Beberapa pihak di Iran menganggap kematian Khamenei sebagai tanda deklarasi perang. Dengan posisi Rahbar yang sangat sakral, kehilangan tokoh ini dianggap sebagai ancaman terhadap stabilitas dan keamanan negara. Hal ini membuat berbagai kelompok dan organisasi di Iran bersiap untuk menanggapi serangan yang dianggap sebagai bentuk agresi terhadap kedaulatan negara.
Reaksi Internasional
Perlu diketahui bahwa serangan terhadap Khamenei telah menimbulkan kekhawatiran di tingkat internasional. Beberapa negara dan organisasi internasional mengkhawatirkan eskalasi konflik yang dapat terjadi akibat tindakan Iran. Namun, pihak Iran tetap bersikeras bahwa mereka memiliki hak penuh untuk membalas serangan tersebut, sesuai dengan prinsip keamanan nasional dan hukum internasional.

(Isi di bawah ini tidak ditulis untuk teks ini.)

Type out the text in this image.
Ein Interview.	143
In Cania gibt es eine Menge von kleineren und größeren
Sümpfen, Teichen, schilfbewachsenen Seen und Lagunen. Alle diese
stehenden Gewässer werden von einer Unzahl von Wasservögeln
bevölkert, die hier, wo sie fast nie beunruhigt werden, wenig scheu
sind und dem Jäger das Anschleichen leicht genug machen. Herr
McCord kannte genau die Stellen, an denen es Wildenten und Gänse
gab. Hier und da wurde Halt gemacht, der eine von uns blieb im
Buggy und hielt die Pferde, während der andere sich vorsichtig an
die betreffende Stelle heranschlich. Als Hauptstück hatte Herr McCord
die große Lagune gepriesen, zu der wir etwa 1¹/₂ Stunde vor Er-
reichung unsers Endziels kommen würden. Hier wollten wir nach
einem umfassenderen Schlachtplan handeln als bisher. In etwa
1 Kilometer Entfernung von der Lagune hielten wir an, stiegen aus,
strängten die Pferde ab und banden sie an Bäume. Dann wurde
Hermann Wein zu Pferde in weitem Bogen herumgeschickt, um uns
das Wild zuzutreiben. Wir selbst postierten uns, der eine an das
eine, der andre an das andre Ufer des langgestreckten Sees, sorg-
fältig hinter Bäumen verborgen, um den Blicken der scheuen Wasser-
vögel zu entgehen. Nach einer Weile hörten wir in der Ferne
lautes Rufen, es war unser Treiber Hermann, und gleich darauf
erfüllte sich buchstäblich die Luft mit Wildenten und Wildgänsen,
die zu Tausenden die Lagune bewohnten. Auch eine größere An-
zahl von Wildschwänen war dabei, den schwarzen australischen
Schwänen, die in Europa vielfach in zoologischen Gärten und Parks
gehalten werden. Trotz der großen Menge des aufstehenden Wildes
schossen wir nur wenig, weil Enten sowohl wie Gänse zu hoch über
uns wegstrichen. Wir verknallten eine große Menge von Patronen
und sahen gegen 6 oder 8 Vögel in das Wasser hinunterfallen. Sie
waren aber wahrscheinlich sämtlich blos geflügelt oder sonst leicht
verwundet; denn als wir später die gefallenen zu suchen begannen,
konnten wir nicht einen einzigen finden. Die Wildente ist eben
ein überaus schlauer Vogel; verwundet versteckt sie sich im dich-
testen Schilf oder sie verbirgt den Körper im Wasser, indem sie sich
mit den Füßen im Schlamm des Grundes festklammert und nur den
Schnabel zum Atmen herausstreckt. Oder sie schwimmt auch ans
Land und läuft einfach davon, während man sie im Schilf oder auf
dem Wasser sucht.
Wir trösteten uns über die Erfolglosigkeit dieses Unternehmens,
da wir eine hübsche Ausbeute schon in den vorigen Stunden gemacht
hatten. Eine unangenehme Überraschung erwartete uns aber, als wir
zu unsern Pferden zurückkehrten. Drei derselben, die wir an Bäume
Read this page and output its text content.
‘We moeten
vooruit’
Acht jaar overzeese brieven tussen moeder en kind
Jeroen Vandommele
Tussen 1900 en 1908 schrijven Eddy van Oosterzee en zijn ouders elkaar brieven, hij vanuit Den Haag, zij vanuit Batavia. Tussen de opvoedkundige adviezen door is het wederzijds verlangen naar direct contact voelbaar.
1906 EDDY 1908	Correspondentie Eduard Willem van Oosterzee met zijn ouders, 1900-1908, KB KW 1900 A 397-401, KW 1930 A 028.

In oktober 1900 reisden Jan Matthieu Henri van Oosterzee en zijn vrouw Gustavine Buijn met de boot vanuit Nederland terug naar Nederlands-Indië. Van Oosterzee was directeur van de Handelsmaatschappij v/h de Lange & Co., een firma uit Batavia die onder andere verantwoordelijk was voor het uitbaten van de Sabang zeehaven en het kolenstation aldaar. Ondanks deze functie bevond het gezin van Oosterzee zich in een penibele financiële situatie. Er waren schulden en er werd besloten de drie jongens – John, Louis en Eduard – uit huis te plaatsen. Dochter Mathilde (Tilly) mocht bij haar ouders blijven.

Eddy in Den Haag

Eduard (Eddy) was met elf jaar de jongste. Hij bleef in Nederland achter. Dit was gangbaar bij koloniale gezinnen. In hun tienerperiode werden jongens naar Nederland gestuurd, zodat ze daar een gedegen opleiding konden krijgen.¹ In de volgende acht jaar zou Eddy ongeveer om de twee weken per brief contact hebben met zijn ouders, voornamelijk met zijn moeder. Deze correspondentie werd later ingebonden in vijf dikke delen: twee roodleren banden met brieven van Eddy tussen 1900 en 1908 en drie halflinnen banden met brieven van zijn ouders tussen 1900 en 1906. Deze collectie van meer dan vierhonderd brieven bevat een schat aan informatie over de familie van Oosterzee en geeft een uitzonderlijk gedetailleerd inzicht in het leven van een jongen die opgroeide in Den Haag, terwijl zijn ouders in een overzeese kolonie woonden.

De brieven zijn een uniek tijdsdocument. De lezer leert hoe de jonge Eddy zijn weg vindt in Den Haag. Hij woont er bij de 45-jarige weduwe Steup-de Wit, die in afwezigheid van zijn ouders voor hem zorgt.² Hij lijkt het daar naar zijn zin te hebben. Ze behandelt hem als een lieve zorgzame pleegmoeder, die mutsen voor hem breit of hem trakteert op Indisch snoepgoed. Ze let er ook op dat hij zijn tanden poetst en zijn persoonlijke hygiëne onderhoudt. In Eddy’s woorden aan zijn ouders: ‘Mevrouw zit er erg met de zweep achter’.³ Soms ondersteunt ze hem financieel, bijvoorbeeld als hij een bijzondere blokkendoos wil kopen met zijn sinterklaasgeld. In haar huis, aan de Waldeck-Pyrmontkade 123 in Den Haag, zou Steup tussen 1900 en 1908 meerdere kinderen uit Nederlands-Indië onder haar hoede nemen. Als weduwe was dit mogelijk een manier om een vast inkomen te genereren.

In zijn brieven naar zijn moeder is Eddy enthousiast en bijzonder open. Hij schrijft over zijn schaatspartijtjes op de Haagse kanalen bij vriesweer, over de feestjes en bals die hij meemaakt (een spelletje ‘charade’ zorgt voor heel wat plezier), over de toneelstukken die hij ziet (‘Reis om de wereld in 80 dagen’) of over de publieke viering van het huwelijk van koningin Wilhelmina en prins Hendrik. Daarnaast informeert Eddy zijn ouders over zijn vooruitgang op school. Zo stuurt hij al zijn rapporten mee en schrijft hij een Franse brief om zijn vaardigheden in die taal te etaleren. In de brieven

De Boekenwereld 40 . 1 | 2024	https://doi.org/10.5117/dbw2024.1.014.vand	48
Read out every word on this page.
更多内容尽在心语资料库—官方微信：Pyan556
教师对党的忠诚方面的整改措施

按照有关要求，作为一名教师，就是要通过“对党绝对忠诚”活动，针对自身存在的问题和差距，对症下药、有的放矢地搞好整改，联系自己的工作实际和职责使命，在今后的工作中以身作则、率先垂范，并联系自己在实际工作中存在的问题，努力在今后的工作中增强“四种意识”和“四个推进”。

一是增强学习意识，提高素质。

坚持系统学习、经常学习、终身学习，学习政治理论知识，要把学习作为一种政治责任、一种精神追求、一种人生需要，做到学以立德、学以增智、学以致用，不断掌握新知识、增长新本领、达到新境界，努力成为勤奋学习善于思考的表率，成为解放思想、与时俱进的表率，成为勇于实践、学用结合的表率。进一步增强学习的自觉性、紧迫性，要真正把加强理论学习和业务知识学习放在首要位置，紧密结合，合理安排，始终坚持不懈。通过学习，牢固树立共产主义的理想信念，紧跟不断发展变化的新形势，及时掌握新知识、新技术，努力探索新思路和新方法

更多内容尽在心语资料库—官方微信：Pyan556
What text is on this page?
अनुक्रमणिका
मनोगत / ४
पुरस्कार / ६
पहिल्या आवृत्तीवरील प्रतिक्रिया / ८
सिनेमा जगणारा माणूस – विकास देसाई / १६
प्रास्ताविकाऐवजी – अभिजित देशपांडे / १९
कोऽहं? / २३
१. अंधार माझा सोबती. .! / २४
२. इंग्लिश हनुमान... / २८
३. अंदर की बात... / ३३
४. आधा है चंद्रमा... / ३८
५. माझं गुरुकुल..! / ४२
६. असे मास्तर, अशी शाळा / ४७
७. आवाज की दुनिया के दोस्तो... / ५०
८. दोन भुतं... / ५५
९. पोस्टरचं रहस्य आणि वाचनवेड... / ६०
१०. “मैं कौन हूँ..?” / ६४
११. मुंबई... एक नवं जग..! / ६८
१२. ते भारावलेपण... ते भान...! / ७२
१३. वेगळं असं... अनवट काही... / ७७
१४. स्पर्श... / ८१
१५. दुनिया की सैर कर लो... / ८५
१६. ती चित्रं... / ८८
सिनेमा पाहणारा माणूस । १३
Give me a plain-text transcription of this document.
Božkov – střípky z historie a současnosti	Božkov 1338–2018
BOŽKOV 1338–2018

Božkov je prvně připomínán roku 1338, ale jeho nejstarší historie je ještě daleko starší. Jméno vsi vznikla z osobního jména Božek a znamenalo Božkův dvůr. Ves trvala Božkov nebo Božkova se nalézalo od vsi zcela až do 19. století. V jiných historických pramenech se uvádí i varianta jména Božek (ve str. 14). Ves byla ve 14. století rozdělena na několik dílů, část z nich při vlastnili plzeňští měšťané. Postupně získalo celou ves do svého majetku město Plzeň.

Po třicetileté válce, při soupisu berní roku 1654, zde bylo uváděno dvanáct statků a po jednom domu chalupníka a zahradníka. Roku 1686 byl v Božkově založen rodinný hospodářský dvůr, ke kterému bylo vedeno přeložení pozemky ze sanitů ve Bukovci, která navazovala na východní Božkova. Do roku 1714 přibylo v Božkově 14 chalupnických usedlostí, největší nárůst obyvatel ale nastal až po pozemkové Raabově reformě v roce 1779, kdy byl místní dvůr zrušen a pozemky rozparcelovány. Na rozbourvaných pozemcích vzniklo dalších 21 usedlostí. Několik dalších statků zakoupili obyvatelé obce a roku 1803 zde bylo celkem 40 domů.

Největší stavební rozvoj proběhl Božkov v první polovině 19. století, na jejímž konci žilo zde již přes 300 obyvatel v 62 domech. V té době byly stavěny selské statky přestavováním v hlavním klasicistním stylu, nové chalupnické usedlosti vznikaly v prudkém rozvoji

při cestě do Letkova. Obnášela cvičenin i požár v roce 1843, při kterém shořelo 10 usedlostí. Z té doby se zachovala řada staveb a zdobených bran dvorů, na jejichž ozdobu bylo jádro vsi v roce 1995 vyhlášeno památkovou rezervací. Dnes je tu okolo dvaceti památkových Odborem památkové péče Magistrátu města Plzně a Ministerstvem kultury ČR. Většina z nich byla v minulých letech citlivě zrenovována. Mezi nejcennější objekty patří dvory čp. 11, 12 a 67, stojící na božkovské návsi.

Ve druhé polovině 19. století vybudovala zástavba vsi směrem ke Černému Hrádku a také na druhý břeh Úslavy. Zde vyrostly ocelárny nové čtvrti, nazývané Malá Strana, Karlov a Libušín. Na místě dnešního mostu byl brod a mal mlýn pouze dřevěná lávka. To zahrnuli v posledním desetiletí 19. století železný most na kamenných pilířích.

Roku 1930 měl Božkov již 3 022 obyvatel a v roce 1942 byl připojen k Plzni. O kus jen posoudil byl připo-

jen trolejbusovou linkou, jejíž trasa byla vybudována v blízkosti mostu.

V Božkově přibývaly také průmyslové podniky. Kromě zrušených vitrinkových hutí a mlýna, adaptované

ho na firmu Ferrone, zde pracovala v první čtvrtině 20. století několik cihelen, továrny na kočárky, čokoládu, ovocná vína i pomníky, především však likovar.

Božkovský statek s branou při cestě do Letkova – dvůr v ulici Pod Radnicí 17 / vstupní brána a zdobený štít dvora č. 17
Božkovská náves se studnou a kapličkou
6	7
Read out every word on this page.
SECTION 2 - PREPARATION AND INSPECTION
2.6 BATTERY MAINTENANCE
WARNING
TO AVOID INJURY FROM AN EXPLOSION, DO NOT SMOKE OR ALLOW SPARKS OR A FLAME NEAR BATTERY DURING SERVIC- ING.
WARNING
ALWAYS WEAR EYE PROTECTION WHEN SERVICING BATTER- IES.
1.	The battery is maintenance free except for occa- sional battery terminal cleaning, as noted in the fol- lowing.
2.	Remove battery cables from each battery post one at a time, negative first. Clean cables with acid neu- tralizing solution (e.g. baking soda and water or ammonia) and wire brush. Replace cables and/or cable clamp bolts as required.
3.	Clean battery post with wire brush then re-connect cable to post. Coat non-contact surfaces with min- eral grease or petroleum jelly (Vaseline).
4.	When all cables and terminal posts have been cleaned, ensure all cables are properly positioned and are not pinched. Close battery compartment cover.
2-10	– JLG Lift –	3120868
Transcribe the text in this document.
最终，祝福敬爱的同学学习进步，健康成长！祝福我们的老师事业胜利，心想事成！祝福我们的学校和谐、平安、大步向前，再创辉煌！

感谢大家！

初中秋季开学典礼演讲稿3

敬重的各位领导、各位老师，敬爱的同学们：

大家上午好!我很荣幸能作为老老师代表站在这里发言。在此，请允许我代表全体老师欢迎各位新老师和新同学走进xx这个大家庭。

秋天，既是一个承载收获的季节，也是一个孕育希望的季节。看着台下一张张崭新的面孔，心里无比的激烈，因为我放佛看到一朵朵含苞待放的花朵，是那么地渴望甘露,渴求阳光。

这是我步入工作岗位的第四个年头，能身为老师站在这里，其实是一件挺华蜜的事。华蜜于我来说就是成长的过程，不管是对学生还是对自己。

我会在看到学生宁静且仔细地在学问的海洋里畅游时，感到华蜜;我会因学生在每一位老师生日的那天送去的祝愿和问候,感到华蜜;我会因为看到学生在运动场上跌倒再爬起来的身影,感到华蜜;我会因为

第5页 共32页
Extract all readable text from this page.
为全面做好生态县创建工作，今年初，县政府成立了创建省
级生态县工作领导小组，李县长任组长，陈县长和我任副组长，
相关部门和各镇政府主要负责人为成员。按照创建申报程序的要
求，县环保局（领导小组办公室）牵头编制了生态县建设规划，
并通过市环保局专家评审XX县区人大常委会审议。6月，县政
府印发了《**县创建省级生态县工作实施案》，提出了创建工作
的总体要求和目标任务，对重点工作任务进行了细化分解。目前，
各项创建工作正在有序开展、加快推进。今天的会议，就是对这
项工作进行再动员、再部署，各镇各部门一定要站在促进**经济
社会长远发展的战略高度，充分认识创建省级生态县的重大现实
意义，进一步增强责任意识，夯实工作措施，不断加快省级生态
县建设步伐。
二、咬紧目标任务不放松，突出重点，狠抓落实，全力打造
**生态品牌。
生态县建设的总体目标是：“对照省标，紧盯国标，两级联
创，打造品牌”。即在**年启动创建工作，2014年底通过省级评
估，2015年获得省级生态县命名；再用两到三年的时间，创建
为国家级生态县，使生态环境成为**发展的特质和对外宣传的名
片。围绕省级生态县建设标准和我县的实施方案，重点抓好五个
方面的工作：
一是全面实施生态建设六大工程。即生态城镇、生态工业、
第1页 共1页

Persiapan untuk Serangan Masa Depan
Menurut laporan yang beredar, Iran sedang mempersiapkan serangan lebih besar yang akan dilakukan dalam waktu dekat. Pihak militer Iran mengklaim bahwa mereka memiliki kemampuan untuk menghadapi ancaman apa pun yang datang dari luar. Hal ini menunjukkan bahwa Iran tidak hanya bersiap untuk membalas serangan saat ini, tetapi juga mempersiapkan diri untuk menghadapi konflik yang lebih luas.
Dengan situasi yang semakin memanas, dunia internasional kini harus lebih waspada terhadap potensi eskalasi konflik antara Iran dan negara-negara Barat. Kehilangan tokoh seperti Khamenei tentu saja akan meninggalkan dampak besar bagi stabilitas politik dan keamanan negara.